Ein Drittel wählte überhaupt nicht

Bundestagswahl Was wollen junge Menschen von der Politik? Die Forschung zeichnet ein widersprüchliches Bild. Und das hat Gründe
Ausgabe 40/2021

Es ist nicht so, dass die Jugend bislang besonders links gewählt hätte: 2017 stimmten die 18- bis 24-Jährigen überwiegend für CDU/CSU (24 Prozent) und SPD (19 Prozent), wie beinahe während der gesamten Ära Merkel. Grüne und FDP lagen bei 12 bis 13 Prozent – nun, vier Jahre später, liegen sie mit 23 und 21 Prozent ganz vorne. Bei dem diesjährigen Ergebnis handelt es sich also durchaus um ein bemerkenswertes: Jamaika oder Ampel – aus jugendlicher Perspektive ist jede liberal-grüne Kombination eine „Große Koalition“.

Wie kommt das? Der Journalist Raphael Knipping veröffentlichte seine Analyse bald nach der Wahl auf Twitter.
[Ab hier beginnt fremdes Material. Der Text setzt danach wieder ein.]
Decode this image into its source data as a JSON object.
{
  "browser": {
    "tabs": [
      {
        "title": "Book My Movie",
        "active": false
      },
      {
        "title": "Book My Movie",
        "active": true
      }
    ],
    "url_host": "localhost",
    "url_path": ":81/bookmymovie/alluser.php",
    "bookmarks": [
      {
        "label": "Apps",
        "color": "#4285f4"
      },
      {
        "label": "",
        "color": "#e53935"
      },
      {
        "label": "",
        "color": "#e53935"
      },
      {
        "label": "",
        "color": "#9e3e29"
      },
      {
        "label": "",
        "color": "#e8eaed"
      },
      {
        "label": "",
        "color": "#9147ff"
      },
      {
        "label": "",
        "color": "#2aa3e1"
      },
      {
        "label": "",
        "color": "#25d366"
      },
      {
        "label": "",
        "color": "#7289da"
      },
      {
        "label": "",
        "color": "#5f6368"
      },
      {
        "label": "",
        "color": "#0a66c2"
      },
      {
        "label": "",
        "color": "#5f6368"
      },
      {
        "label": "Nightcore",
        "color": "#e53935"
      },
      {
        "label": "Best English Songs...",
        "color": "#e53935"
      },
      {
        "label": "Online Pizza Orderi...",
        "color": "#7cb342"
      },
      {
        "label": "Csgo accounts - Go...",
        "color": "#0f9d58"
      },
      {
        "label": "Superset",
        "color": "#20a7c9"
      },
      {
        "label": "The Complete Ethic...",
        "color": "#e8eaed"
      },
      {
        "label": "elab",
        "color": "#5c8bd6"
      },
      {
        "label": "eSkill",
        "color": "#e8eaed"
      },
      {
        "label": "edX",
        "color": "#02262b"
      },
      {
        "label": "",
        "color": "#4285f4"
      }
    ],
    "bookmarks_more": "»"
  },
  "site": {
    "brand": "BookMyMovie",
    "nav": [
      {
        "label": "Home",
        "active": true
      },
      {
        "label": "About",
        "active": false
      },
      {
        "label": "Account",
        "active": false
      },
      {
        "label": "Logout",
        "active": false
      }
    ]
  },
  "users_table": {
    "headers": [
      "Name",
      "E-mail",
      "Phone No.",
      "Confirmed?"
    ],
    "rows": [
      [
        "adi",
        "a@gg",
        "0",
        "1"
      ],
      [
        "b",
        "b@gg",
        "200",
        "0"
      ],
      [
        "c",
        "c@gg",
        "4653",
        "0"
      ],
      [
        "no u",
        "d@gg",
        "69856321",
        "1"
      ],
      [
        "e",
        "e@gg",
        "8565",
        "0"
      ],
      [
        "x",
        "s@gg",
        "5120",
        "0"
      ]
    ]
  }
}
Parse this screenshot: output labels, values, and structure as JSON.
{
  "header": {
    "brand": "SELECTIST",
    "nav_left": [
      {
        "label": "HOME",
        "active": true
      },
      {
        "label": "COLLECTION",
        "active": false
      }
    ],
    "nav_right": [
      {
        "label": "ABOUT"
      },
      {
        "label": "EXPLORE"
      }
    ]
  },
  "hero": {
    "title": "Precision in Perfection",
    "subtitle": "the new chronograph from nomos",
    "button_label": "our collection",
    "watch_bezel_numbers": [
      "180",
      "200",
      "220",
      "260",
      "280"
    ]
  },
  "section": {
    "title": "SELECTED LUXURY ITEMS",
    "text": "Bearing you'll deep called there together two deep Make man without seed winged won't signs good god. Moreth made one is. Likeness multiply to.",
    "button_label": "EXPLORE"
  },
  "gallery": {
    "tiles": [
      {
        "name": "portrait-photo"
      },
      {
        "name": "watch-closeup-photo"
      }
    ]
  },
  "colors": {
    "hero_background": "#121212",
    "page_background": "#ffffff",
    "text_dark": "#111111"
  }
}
Er war der Ansicht, die sozialen Medien hätten erheblich zum Wahlverhalten der Jungen beigetragen, sie seien stark von einer leistungsorientierten Influencer-Kultur beeinflusst, hätten sich von der Coronapolitik der Regierenden benachteiligt gefühlt und wünschten sich vor allem schnelles Internet sowie legalisiertes Cannabis.

Diese Erklärung trifft jedoch nur auf einen Teil der jugendlichen Wahlwelt zu. Denn knapp ein Drittel der Jungen wählte überhaupt nicht.

Und: Insbesondere die Ansicht, Jugendliche ließen sich naiv von Youtuber*innen beeinflussen, unterstellt schlechte Medienkompetenz. Zwar zeigte zuletzt die PISA-Erhebung von 2018, dass viele Jugendliche Fakten von Meinungen im Netz schwer unterscheiden können. Die Shell-Jugendstudie aus dem Jahr 2019 stellte hingegen fest, dass eine Mehrheit die öffentlich-rechtlichen Sender für vertrauenswürdig hält, während jeder zweite weiß, dass Informationen auf Youtube „weniger bis nicht vertrauenswürdig“ sein können. Das relativiert die These von den „influencten“ Jugendlichen erheblich, auch mit Blick auf quellenintensiv arbeitende Social-Media-Persönlichkeiten wie Rezo.

Bezüglich der Leistungsorientierung von Jugendlichen lieferte die Jugendstudie jedoch Material: Junge Menschen schätzen Deutschland überwiegend als gerechtes Land ein. Und: „Die Jugendlichen sind, wie auch schon in den letzten Shell-Jugendstudien beschrieben, weiterhin bereit, sich in hohem Maße an Leistungsnormen zu orientieren [...]. Sie passen sich auf der individuellen Suche nach einem gesicherten und eigenständigen Platz in der Gesellschaft den Gegebenheiten so an, dass sie Chancen [...] möglichst gut ergreifen können.“ Die österreichische Jugendforscherin Beate Großegger bezeichnete dieses Bewusstsein einmal als „leidenschaftslose Überanpassung“: eine marktkonforme Haltung ohne Begeisterung für das System. Im Vergleich zu anderen westlichen Ländern ist das eine deutsche Besonderheit: In Großbritannien, Frankreich oder den USA wählen die Jugendlichen (wieder) öfter links und lassen sich sogar für den Sozialismus begeistern.

Geht es der Jugend in Deutschland also zu gut für ein linkes Wahlverhalten? Der Jugendforscher Bernhard Heinzlmaier denkt vielmehr, dass ein großer Teil der Jugendlichen Angst vor der Zukunft hat und sich obendrein von der Politik nicht wahrgenommen fühlt. Dem Bayrischen Rundfunk sagte er im Frühjahr: „Die Öffentlichkeit und der öffentliche Diskurs werden heute von meinungsstarken Mikro-Gruppen dominiert, die gesellschaftliche Mitte und die unteren Sozialschichten werden nicht mehr gehört. Genau das beklagt die Jugend. […] Was wir überhaupt nicht sehen, ist, dass sich die jungen Menschen mehr Konkurrenz, mehr Wettbewerb und mehr Kapitalismus wünschen.“

Wenn sich aus den vorliegenden Daten überhaupt etwas ableiten lässt, dann wohl das: „Die Jugend“ gibt es nicht. Auch diese Generation setzt sich divers zusammen: aus verschiedenen sozialen Milieus, mit und ohne Migrationshintergrund, männlich, weiblich, divers. Aus verschiedenen politischen Interessen eben.